Phylogenetic analyses of WLYaV with other viruses in the family Luteoviridae. The phylogenetic trees were generated using the neighbor-joining method by MEGA 6 software. The percentage of replicate trees in which the associated taxa clustered together in the bootstrap test (1,000 replicates) is shown next to the branches. Phylogenetic tree based on (A) complete genome nucleotide sequences, deduced (B) RdRp and (C) CP amino acid sequences. The three phylogenetic trees had similar topologies, and both phylogenetic trees showed that WLYaV was most closely related to ScYLV and belonged to genus Polerovirus. Virus accession numbers are listed in Table S2.

Figure 6

Agroinoculation infectivity assay of cDNA clone on N. benthamiana. (A) Construction of infectious cDNA clone.
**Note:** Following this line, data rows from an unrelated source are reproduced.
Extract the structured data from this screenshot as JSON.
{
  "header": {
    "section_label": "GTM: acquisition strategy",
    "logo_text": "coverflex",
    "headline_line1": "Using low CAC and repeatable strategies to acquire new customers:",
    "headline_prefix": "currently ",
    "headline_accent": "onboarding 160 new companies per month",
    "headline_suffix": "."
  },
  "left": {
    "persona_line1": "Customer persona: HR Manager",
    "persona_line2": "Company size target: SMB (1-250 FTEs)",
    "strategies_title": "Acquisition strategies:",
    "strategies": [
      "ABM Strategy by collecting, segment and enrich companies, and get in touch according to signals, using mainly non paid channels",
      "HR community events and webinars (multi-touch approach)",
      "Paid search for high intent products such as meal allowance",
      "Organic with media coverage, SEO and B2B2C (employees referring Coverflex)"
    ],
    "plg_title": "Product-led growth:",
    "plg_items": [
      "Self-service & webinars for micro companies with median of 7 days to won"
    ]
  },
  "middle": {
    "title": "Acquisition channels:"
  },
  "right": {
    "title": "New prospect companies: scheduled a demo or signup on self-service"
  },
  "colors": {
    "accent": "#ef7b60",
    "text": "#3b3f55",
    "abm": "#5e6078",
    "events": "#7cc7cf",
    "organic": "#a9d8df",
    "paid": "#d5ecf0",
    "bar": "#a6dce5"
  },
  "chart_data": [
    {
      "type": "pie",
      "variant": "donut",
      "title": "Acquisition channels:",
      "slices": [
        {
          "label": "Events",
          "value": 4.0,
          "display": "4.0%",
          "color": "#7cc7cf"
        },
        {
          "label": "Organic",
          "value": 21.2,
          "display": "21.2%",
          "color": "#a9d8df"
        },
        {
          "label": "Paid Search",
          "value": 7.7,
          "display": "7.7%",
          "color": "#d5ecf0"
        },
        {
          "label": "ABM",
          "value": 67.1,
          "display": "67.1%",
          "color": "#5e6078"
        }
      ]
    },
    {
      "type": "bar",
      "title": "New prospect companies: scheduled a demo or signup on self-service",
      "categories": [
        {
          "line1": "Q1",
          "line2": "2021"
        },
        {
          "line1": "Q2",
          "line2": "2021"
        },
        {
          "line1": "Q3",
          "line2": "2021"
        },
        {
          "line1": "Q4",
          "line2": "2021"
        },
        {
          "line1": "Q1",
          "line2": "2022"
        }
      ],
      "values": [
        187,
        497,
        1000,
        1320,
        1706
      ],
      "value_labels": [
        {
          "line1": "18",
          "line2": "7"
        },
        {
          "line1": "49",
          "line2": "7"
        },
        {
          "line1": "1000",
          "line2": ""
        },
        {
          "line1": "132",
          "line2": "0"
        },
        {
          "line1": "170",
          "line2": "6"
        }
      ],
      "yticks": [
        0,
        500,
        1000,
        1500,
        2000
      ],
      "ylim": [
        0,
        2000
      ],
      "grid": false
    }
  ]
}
Whole viral genome was cloned using fragments A and B digested with StuI, NcoI and SalI and ligated with StuI-SalI digested pCB301 vector, 2 × 35S: promoter, RZ: ribozyme, NOS: teminator. (B) Confirmation of the constructs obtained by PCR, M5: DL 5 000 DNA marker, 1: pEASYT5-A, 2: pEASYT5-B, 3: pCB301-WLYaV. (C) Symptoms on infected N. benthamiana 4 weeks after infiltration of lower 3~4 leaves; upper leaves are systemically infected. Left: inoculated with pCB301 as negative control, no obvious symptoms; right: inoculated with pCB301-WLYaV, stunted plants have leaf yellowing. (D) Detection of WLYaV in N. benthamiana by RT-PCR 14 days post-inoculation, M2: DL 2 000 DNA marker, 17/24 plants were positive, NC: negative control (pCB301-inoculated N. benthamiana), PC: positive control (JN-U3), +: exhibiting yellowing symptom.